Single by Billy Joel

from the album The Stranger
- B-side: "Movin' Out (Anthony's Song)"
- Released: May 21, 1978 (Japan)
- Recorded: A & R Recording, Inc., New York City, 1977
- Genre: Funk rock
- Length: 5:10 (Album version) 4:10 (Single version)
- Label: Columbia CBS Sony (Japan)
- Songwriter: Billy Joel
- Producer: Phil Ramone

Billy Joel singles chronology
| "She's Always a Woman" (1977) | "The Stranger" (1978) | "My Life" (1978) |

= The Stranger (Billy Joel song) =

"The Stranger" is a song by rock artist Billy Joel and the title track from his 1977 album of the same name. The song was released as a single in Japan where it became very popular and peaked at No. 2 on the Oricon chart, selling more than 471,000 copies, charting as well in Australia, New Zealand and France. It was the last single from the album in Japan, while the US and UK saw "She's Always a Woman", released the previous year, as the last single from the album. The single is featured on Joel's greatest hits album Greatest Hits – Volume I & II.

==Background==
The song begins and ends with a quiet melody, played on piano and whistled by Joel with accompaniment from his band. He had originally wanted it to be played by some kind of wind instrument, but after he whistled it as a demonstration, producer Phil Ramone persuaded him to abandon the idea and whistle the melody himself for the final cut. It was Joel's homage to Carl Jung's definition of the psychology archetype known as "The Shadow".

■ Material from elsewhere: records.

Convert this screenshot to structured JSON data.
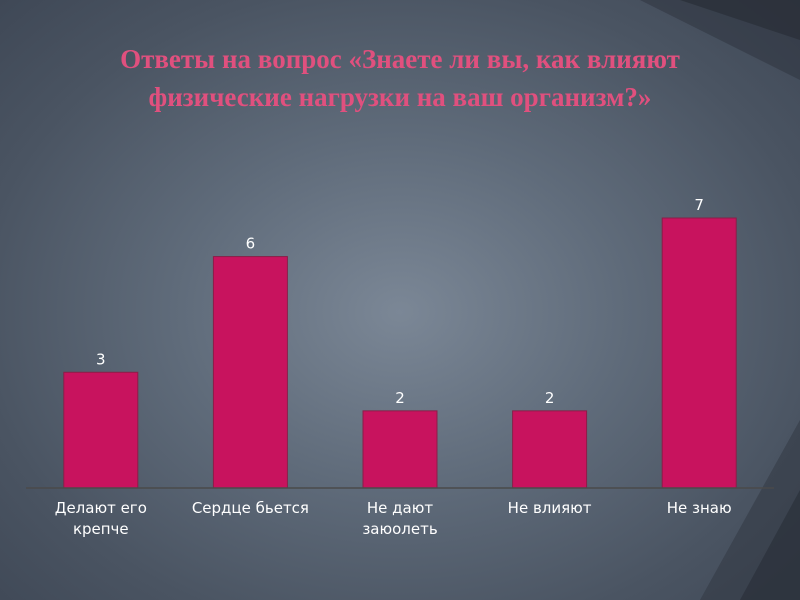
{
  "title_line1": "Ответы на вопрос «Знаете ли вы, как влияют",
  "title_line2": "физические нагрузки на ваш организм?»",
  "colors": {
    "bar": "#c8135e",
    "title": "#e0507e",
    "axis": "#4a4a4a"
  },
  "chart_data": {
    "type": "bar",
    "categories": [
      [
        "Делают его",
        "крепче"
      ],
      [
        "Сердце бьется"
      ],
      [
        "Не дают",
        "заюолеть"
      ],
      [
        "Не влияют"
      ],
      [
        "Не знаю"
      ]
    ],
    "values": [
      3,
      6,
      2,
      2,
      7
    ],
    "data_labels": [
      "3",
      "6",
      "2",
      "2",
      "7"
    ],
    "xlabel": "",
    "ylabel": "",
    "ylim": [
      0,
      7
    ],
    "grid": false,
    "legend": "none"
  }
}
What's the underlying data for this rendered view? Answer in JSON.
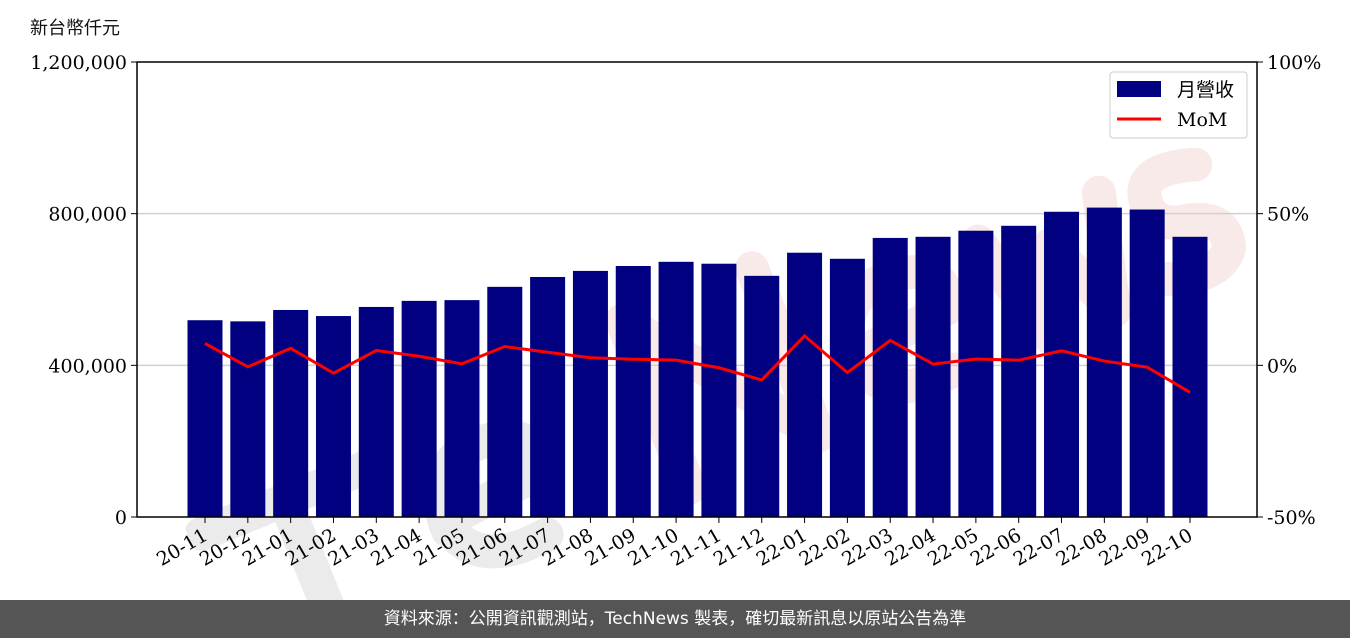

An untitled two-minute instrumental "hidden track" reprise of this song is featured at the end of the album The Stranger, after "Everybody Has a Dream".

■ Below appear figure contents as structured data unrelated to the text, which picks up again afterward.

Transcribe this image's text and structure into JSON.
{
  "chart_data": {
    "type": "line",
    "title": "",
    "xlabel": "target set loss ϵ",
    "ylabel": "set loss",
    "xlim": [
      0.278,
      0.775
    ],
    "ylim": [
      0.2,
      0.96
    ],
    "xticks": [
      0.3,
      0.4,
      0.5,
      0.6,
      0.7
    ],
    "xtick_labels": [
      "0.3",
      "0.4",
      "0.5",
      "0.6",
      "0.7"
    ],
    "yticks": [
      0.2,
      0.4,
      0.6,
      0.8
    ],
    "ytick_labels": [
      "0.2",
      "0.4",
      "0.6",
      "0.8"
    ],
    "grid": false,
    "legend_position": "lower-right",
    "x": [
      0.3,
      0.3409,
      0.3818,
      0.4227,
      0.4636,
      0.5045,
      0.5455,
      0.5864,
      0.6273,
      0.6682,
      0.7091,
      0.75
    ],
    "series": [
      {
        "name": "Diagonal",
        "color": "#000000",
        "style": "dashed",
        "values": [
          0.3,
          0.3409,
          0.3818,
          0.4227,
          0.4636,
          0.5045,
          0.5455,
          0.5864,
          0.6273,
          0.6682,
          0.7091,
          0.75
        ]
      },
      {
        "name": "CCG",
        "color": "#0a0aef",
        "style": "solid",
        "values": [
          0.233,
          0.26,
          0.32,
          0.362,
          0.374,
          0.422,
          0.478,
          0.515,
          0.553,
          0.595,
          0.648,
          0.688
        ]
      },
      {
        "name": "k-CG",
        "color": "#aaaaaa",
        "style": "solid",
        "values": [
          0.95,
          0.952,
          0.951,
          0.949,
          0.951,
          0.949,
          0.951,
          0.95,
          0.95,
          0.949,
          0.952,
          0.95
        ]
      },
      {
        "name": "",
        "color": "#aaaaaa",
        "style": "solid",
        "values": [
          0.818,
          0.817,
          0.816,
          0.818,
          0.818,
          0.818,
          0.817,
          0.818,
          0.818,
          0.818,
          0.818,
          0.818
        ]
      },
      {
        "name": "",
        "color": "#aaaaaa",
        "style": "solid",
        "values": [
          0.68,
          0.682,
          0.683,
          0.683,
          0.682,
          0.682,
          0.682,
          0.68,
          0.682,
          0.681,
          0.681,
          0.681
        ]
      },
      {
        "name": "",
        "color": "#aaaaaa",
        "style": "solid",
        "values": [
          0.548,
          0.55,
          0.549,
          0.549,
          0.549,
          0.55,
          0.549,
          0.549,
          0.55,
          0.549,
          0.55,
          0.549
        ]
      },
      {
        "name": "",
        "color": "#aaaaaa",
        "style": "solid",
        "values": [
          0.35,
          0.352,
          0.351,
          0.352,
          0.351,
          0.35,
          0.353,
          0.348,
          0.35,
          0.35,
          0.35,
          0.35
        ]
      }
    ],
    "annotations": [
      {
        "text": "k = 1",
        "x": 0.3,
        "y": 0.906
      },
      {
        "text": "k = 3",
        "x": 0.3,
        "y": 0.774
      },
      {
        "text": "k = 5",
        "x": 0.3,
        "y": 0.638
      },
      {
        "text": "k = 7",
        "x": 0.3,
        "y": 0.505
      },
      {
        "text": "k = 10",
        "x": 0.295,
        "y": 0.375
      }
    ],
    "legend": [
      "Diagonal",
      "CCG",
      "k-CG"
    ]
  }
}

"The Stranger" has been sampled frequently, primarily in the hip hop genre, in songs such as "Tha Shiznit" by Snoop Dogg.

==Track listing==
===7" vinyl (CBS)===
1. "The Stranger"
2. "Just the Way You Are"

===Japanese 7" vinyl===
1. "The Stranger" [4:10]
2. "Movin' Out (Anthony's Song)" [3:30]

==Chart history==

| Chart (1978) | Peak position |
|---|---|
| Australia (Kent Music Report) | 59 |
| France (IFOP) | 59 |
| Japan (Oricon Singles Chart) | 2 |
| New Zealand (RIANZ) | 8 |

==Certifications==

| Region | Certification | Certified units/sales |
| United States (RIAA) | Gold | 500,000^{‡} |
^{‡} Sales+streaming figures based on certification alone.